Y vaya que todo se encuentra ligado al querer y al creer, cuando la realidad llega siendo más brillante y tal vez alegre. En el enorme aparato de ruedas de goma, quedarme dormido hasta levantarme una cuadra antes de mi casa para no hacer parar al conductor dos veces, porque ¡claro!, primero la buena conducta ciudadana, así esté borracho. Despedirme de mano de la gente que conozco en el bus para salir a disfrutar el viento de los árboles. Pelear en la oscuridad de la entrada con el candado del portón de hierro. Subir las escalas encontrando a mi mamá parada en el borde.
– ¿Cómo te fue hoy? – me pregunta mientras la saludo de pico.
– Normal – le contesto sin ella saber qué es normal, yo tampoco.
– ¿Te caliento la comida?
Le digo que sí con la cabeza. Sentados los dos al gran mesón de Piñón de Oreja, mientras yo voy metiendo la comida en la boca lentamente. Ella va a preguntarme por mi día y yo a responder con frialdad sin muchas ganas de abrir la boca más que para masticar. Realmente me alegra tenerla allí escuchándome, así yo no esté diciendo mayor cosa, me bastaría simplemente con que me acompañe a comer, disfrutar de su comida que siempre hace fiesta dentro de mí. Mamá va a lavar mis platos y yo voy a subir a ponerme una sudadera para saltar a los sueños, el primero que me encuentre.

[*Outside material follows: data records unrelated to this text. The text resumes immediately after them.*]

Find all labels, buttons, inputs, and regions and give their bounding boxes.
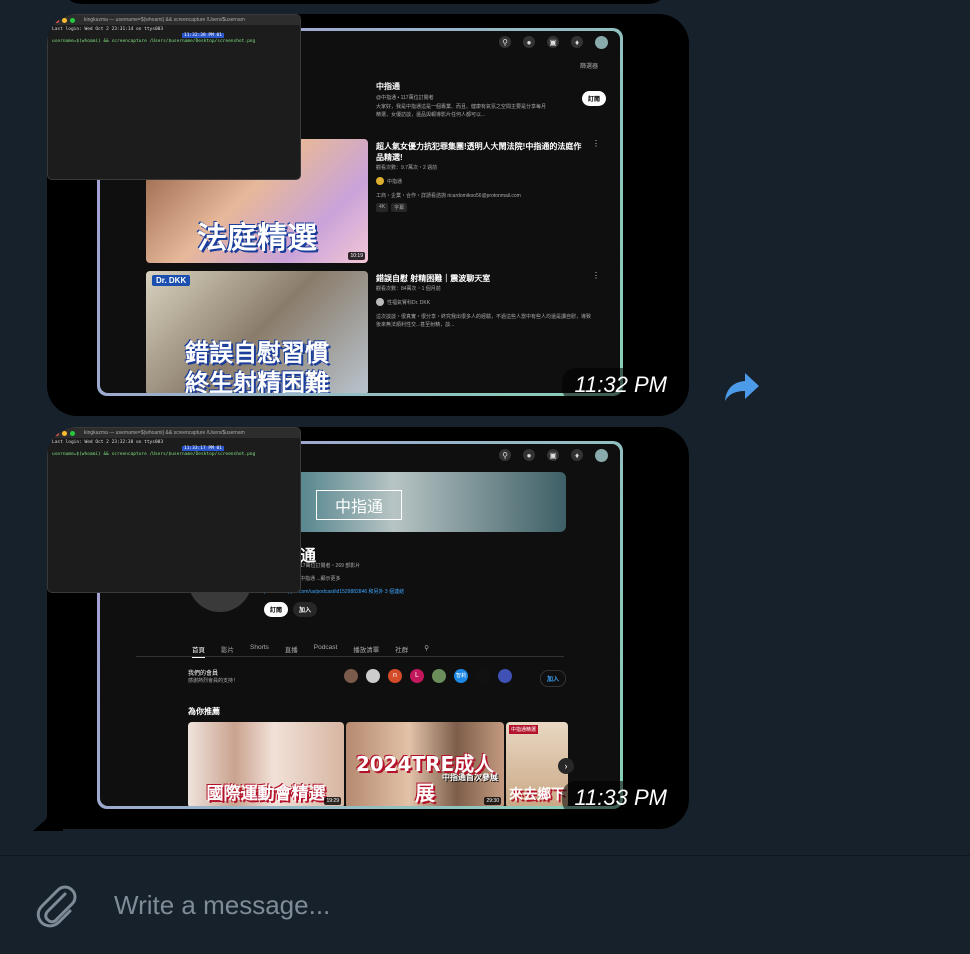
mic-icon: ● [523,449,535,461]
member-avatar: 智莉 [454,669,468,683]
channel-meta: 17萬位訂閱者・269 部影片 [300,563,361,569]
message-timestamp: 11:33 PM [562,781,679,815]
thumbnail-caption: 來去鄉下 [509,787,565,803]
member-avatars: n L 智莉 [344,669,512,683]
recommend-thumbnail-2: 中指通首次參展 2024TRE成人展 29:30 [346,722,504,806]
terminal-title: kingkazma — username=$(whoami) && screen… [84,430,245,436]
recommend-title: 為你推薦 [188,707,220,716]
members-subtitle: 感謝熱烈會員的支持！ [188,678,239,684]
member-avatar [498,669,512,683]
zoom-dot-icon [70,430,75,436]
channel-actions: 訂閱 加入 [264,602,318,617]
video-meta-1: 觀看次數：9.7萬次・2 週前 [376,165,438,171]
terminal-window: kingkazma — username=$(whoami) && screen… [47,427,301,593]
thumbnail-caption: 法庭精選 [197,221,317,256]
video-desc-2-line1: 這次談談・很真實・很分享・終究我出很多人的經驗，不過這些人當中有些人均還是讀自慰… [376,314,592,320]
banner-title: 中指通 [316,490,403,520]
subscribe-button: 訂閱 [581,91,606,106]
member-avatar [476,669,490,683]
paperclip-icon [36,885,77,928]
filter-label: 篩選器 [579,64,598,70]
terminal-status: 11:33:17 PM 01 [182,446,224,451]
member-avatar: n [388,669,402,683]
more-options-icon: ⋮ [592,139,600,148]
subscribe-button: 訂閱 [264,602,289,617]
channel-avatar [376,298,384,306]
avatar [595,448,608,462]
badge-subtitles: 字幕 [391,203,408,212]
video-duration: 10:19 [348,252,365,260]
channel-desc-1: 大家好，我是中指通這是一個專業、而且、健康有氣氛之空間主要是分享每月 [376,104,547,110]
search-icon: ⚲ [499,449,511,461]
message-bubble-1[interactable]: ⚲ ● ▣ ♦ 篩選器 中指通 @中指通 • 117萬位訂閱者 大家好，我是中指… [47,14,689,416]
carousel-next-icon: › [558,758,574,774]
terminal-window: kingkazma — username=$(whoami) && screen… [47,14,301,180]
mic-icon: ● [523,36,535,48]
message-timestamp: 11:32 PM [562,368,679,402]
video-channel-2: 性福氣腎科Dr. DKK [376,298,430,306]
notification-icon: ♦ [571,36,583,48]
close-dot-icon [54,17,59,23]
channel-avatar [376,177,384,185]
video-title-1-line1: 超人氣女優力抗犯罪集團!透明人大鬧法院!中指通的法庭作 [376,142,582,151]
notification-icon: ♦ [571,449,583,461]
member-avatar: L [410,669,424,683]
terminal-titlebar: kingkazma — username=$(whoami) && screen… [48,428,300,438]
terminal-line-command: username=$(whoami) && screencapture /Use… [52,39,256,44]
channel-label: 性福氣腎科Dr. DKK [387,299,431,306]
message-input[interactable] [114,888,934,922]
channel-meta: @中指通 • 117萬位訂閱者 [376,95,434,101]
channel-name: 中指通 [376,82,400,91]
zoom-dot-icon [70,17,75,23]
terminal-titlebar: kingkazma — username=$(whoami) && screen… [48,15,300,25]
members-join-button: 加入 [539,670,566,687]
join-button: 加入 [293,602,318,617]
search-icon: ⚲ [499,36,511,48]
members-title: 我們的會員 [188,671,219,677]
video-thumbnail-2: Dr. DKK 錯誤自慰習慣 終生射精困難 [146,271,368,393]
channel-label: 中指通 [387,178,403,185]
forward-icon [725,373,759,401]
video-meta-2: 觀看次數：84萬次・1 個月前 [376,286,441,292]
video-duration: 19:29 [324,797,341,805]
previous-message-bubble [60,0,670,4]
create-icon: ▣ [547,36,559,48]
member-avatar [366,669,380,683]
minimize-dot-icon [62,430,67,436]
badge-4k: 4K [376,203,389,212]
channel-about: 中指通 ...顯示更多 [300,576,341,582]
attach-button[interactable] [32,880,78,928]
video-title-2: 錯誤自慰 射精困難｜震波聊天室 [376,274,491,283]
avatar [595,35,608,49]
video-badges: 4K 字幕 [376,203,408,212]
minimize-dot-icon [62,17,67,23]
video-channel-1: 中指通 [376,177,402,185]
thumbnail-caption: 2024TRE成人展 [355,752,495,805]
message-bubble-2[interactable]: ⚲ ● ▣ ♦ 中指通 通 17萬位訂閱者・269 部影片 中指通 ...顯示更… [47,427,689,829]
thumbnail-tag: 中指通精選 [509,725,539,734]
terminal-body: Last login: Wed Oct 2 23:32:38 on ttys00… [48,438,300,460]
tabs-divider [136,656,564,657]
video-title-1-line2: 品精選! [376,153,403,162]
channel-desc-2: 精選，女優訪談，還品與報導影片任何人都可以... [376,112,486,118]
member-avatar [432,669,446,683]
terminal-title: kingkazma — username=$(whoami) && screen… [84,17,245,23]
terminal-status: 11:32:38 PM 01 [182,33,224,38]
thumbnail-caption-2: 終生射精困難 [185,369,329,393]
terminal-body: Last login: Wed Oct 2 23:31:14 on ttys00… [48,25,300,47]
video-desc-2-line2: 後來無法順利性交...甚至射精，談... [376,322,455,328]
member-avatar [344,669,358,683]
forward-button[interactable] [722,368,762,406]
create-icon: ▣ [547,449,559,461]
close-dot-icon [54,430,59,436]
more-options-icon: ⋮ [592,271,600,280]
video-duration: 29:30 [484,797,501,805]
recommend-thumbnail-1: 國際運動會精選 19:29 [188,722,344,806]
thumbnail-caption: 國際運動會精選 [206,784,326,804]
video-desc-1: 工商・企業・合作・詳請看諮詢 ricardomikoo56@protonmail… [376,193,521,199]
terminal-line-command: username=$(whoami) && screencapture /Use… [52,452,256,457]
thumbnail-tag: Dr. DKK [152,275,191,286]
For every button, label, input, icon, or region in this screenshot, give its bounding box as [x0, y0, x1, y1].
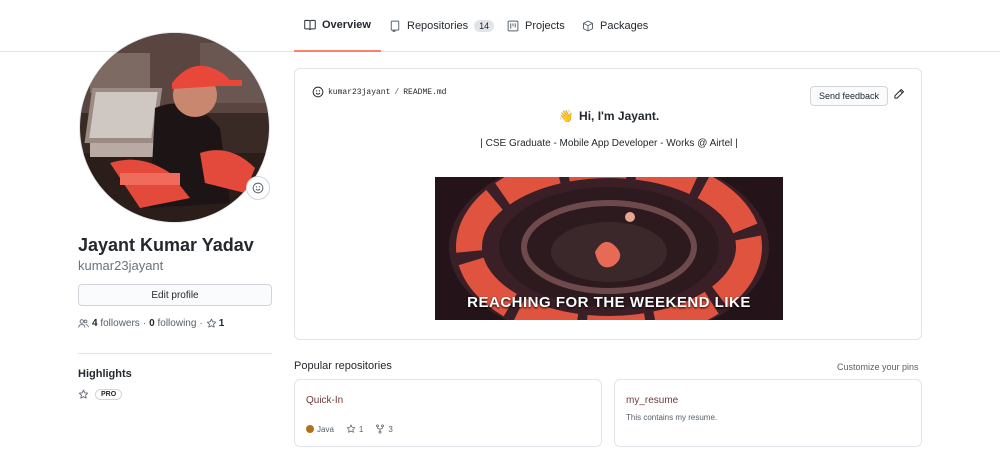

Entrar en la alcoba de mi papá y también saludarlo de pico, él va a asustarse porque se encontraba medio dormido con el televisor encendido. Mi hermano que sino está estudiando, está jugando en el X – Box, no me mira, hace que no estoy. Nos saludamos poniendo en duda la sexualidad del otro:
– ¿Qué hubo, marica?
– ¿Qué tal, loca?
Y seguimos sin mirarnos. Él realiza un último apunte antes de que yo entre en la alcoba.
– ¡Apestas a cerveza y hueles a puro cigarrillo! No abras la boca que quema la casa.
Y yo que soy un gran mentiroso le digo: “El cigarrillo sí, la cerveza no”.
Quitarme la ropa, meterme en la cama y mirar el techo, el de verdad en Caña Brava. La radio sin jazz pero probablemente con algún disco de Zeppelin. De mis labios para adentro un sabor insoportable, un cenicero húmedo. Toser tres o cuatro veces como ley fundamental de fumador, alcanzar el agua de la mesa de noche, beberla de dos tragos. Intentar dormir, solo intentarlo y un poco contento de no pensar en nada más.
Tres posibilidades antes de subir los tres escalones del bus, separados por una cordillera filosa. El querer, creer y ser. Da lo mismo aunque no del todo, al final del inagotable ser, deseo tanto el querer que no lograré dormir y tendré que aguantar el sabor de encontrarme realmente allí. Y en todo caso despertar con resaca.